Si l’aspect strictement documentaire du film ne rencontrera pas les attentes du spectateur désireux de comprendre, l’esthétique y est, quant à elle, patiemment travaillée, faisant écho aux précédents travaux de Marie-Françoise Plissart, aussi bien photographiques que cinématographiques. En effet, il suffit de contempler ses clichés de mosaïques, multipliant les vues allant de loin en proche ainsi que ces façades animées de Kinshasa, pour entrevoir la genèse de ce Kinshasa Mbeta Mbonda, film de toutes les contemplations, aux plans larges et languissants, faisant la part belle à ces foules indistinctes, cette vie urbaine dense et grouillante, à ces anonymes vaquant à leurs occupations, imperturbables. De ces photographies en mouvement, montées de manière appliquée, sans précipitation, se dégage une forme d’errance, de flânerie qui, par la forme, tente de signifier le fond mais perd inévitablement le spectateur dans les méandres de ce Kinshasa !


Questionnée par PointCulture quant à ce parti pris, Marie-Françoise Plissart nous livre une analyse intéressante sur la pratique filmique à Kinshasa et les formes, selon elle, stéréotypées que revêt l’exercice du documentaire, de manière plus large : « La plupart des films documentaires sur Kinshasa sont tournés à la va-vite, souvent chaotiques au niveau de la prise de vue. Ils se construisent à partir de plans courts dont le rythme raconte un certain rapport au réel et les conditions sous-jacentes. […] C’est une forme à laquelle on est relativement habitués car c’est celle à laquelle les médias nous confrontent le plus souvent. Ce n’est pas une forme créative, qui prête à penser… ». S’il est vrai que le film documentaire, celui calibré pour la télévision, a souvent ceci de pompeux et prévisible qu’il tend à vouloir meubler le vide présumé de séquences qui, sans cela, seraient prétendument comme livrées à elles-mêmes, il semblerait que le cinéma de Marie-Françoise Plissart se situe non loin de l’autre bout du spectre, là où les images devraient s’auto-suffire parfaitement, et ce afin d'amener le spectateur à une réflexion, opérée presque ex nihilo, quant au sujet dont le film fait l’objet, en une sorte d’épiphanie intellectuelle qui n’aurait que faire de tout cadre contextuel.

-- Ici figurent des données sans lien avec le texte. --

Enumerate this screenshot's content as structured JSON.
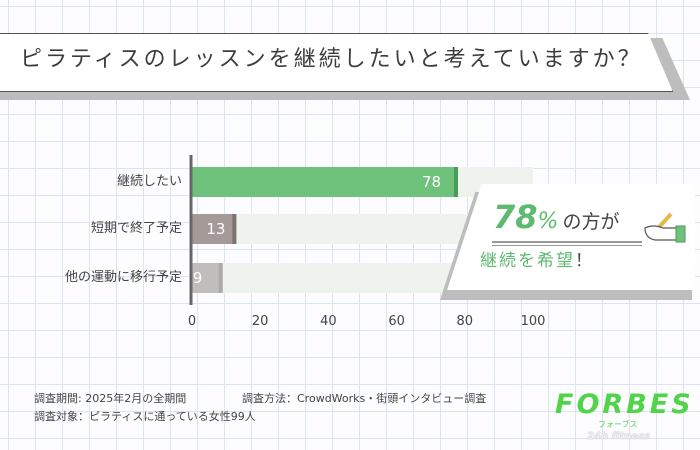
{
  "title": "ピラティスのレッスンを継続したいと考えていますか？",
  "chart_data": {
    "type": "bar",
    "orientation": "horizontal",
    "categories": [
      "継続したい",
      "短期で終了予定",
      "他の運動に移行予定"
    ],
    "values": [
      78,
      13,
      9
    ],
    "xlim": [
      0,
      100
    ],
    "xticks": [
      "0",
      "20",
      "40",
      "60",
      "80",
      "100"
    ],
    "colors": [
      "#6fc27b",
      "#a59a98",
      "#c0bdbc"
    ],
    "edge_colors": [
      "#4b9b59",
      "#7e7372",
      "#adaaa9"
    ],
    "track_color": "#eef3ee",
    "grid": false
  },
  "callout": {
    "percent": "78",
    "percent_unit": "%",
    "text1": "の方が",
    "text2": "継続を希望",
    "exclaim": "！"
  },
  "notes": {
    "period": "調査期間: 2025年2月の全期間",
    "method": "調査方法：CrowdWorks・街頭インタビュー調査",
    "target": "調査対象：ピラティスに通っている女性99人"
  },
  "logo": {
    "main": "FORBES",
    "sub": "フォーブス",
    "sub2": "24h fitness"
  }
}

Mais puisque la réception d'un film n'est jamais fonction que d'une rencontre entre l'intention d'un cinéaste et les attentes d'un spectateur, le travail de Marie-Françoise Plissart en intéressera certainement plus d'un, dans la mesure où celui-ci revêt, à n'en pas douter, une sensibilité particulière et un point de vue d'une originalité rare qu'on retrouvera dans ses précédents films, notamment dans L'Occupation des sols, enchaînement de prises de vue aériennes ou, à tout le moins, en surplomb, témoignant de tranches de vie dont le banal se trouve ainsi transcendé.